Emerging-market equity fund managers face an unusual problem: their best investments are performing so well that compliance rules now force them to stop buying.
TSMC, Samsung Electronics, and SK Hynix have grown so dominant in EM portfolios that many managers are hitting internal mandate limits on single-stock and sector concentration. The result is a forced rotation, driven not by bearishness on semiconductors, but by hard caps on allocation.
These three giants now represent about 24% of the MSCI Emerging Markets Index - nearly a quarter of an index designed for broad developing-economy exposure sits in just two countries and three stocks.

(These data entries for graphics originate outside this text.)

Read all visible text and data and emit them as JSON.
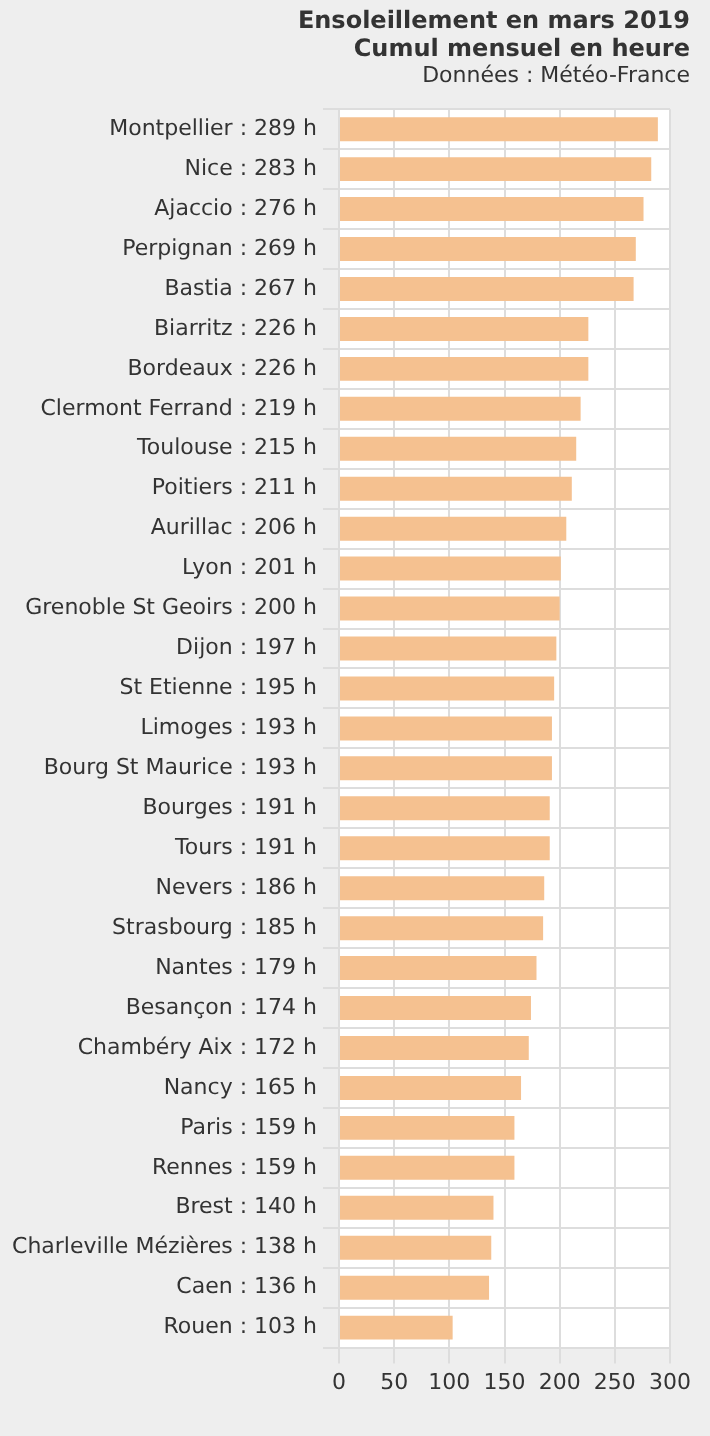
{
  "chart_data": {
    "type": "bar",
    "orientation": "horizontal",
    "title": "Ensoleillement en mars 2019",
    "subtitle": "Cumul mensuel en heure",
    "annotations": [
      "Données : Météo-France"
    ],
    "categories": [
      "Montpellier : 289 h",
      "Nice : 283 h",
      "Ajaccio : 276 h",
      "Perpignan : 269 h",
      "Bastia : 267 h",
      "Biarritz : 226 h",
      "Bordeaux : 226 h",
      "Clermont Ferrand : 219 h",
      "Toulouse : 215 h",
      "Poitiers : 211 h",
      "Aurillac : 206 h",
      "Lyon : 201 h",
      "Grenoble St Geoirs : 200 h",
      "Dijon : 197 h",
      "St Etienne : 195 h",
      "Limoges : 193 h",
      "Bourg St Maurice : 193 h",
      "Bourges : 191 h",
      "Tours : 191 h",
      "Nevers : 186 h",
      "Strasbourg : 185 h",
      "Nantes : 179 h",
      "Besançon : 174 h",
      "Chambéry Aix : 172 h",
      "Nancy : 165 h",
      "Paris : 159 h",
      "Rennes : 159 h",
      "Brest : 140 h",
      "Charleville Mézières : 138 h",
      "Caen : 136 h",
      "Rouen : 103 h"
    ],
    "values": [
      289,
      283,
      276,
      269,
      267,
      226,
      226,
      219,
      215,
      211,
      206,
      201,
      200,
      197,
      195,
      193,
      193,
      191,
      191,
      186,
      185,
      179,
      174,
      172,
      165,
      159,
      159,
      140,
      138,
      136,
      103
    ],
    "color": "#f5c190",
    "xlim": [
      0,
      300
    ],
    "xticks": [
      0,
      50,
      100,
      150,
      200,
      250,
      300
    ],
    "grid": true,
    "legend": false
  }
}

A JPMorgan report from June flagged the issue. Managers aren't selling because they think the AI trade is over. They're selling because compliance departments say they must.
The reason these stocks got so big is artificial intelligence. Insatiable demand for advanced chips and high-bandwidth memory has made TSMC, Samsung, and SK Hynix the backbone of the AI hardware supply chain. SK Hynix recently joined the $1 trillion market-cap club alongside TSMC and Samsung.
Funds forced to trim aren't abandoning tech or Asia. They're reallocating to other semiconductor-related names within Taiwan and the broader EM universe - chip packaging, testing, design services, and mid-cap manufacturers.
The key takeaway: this selling is mechanical, not fundamental. But mechanical selling still moves prices, and the risk is that capital flows simply concentrate into a new set of crowded trades down the market-cap spectrum.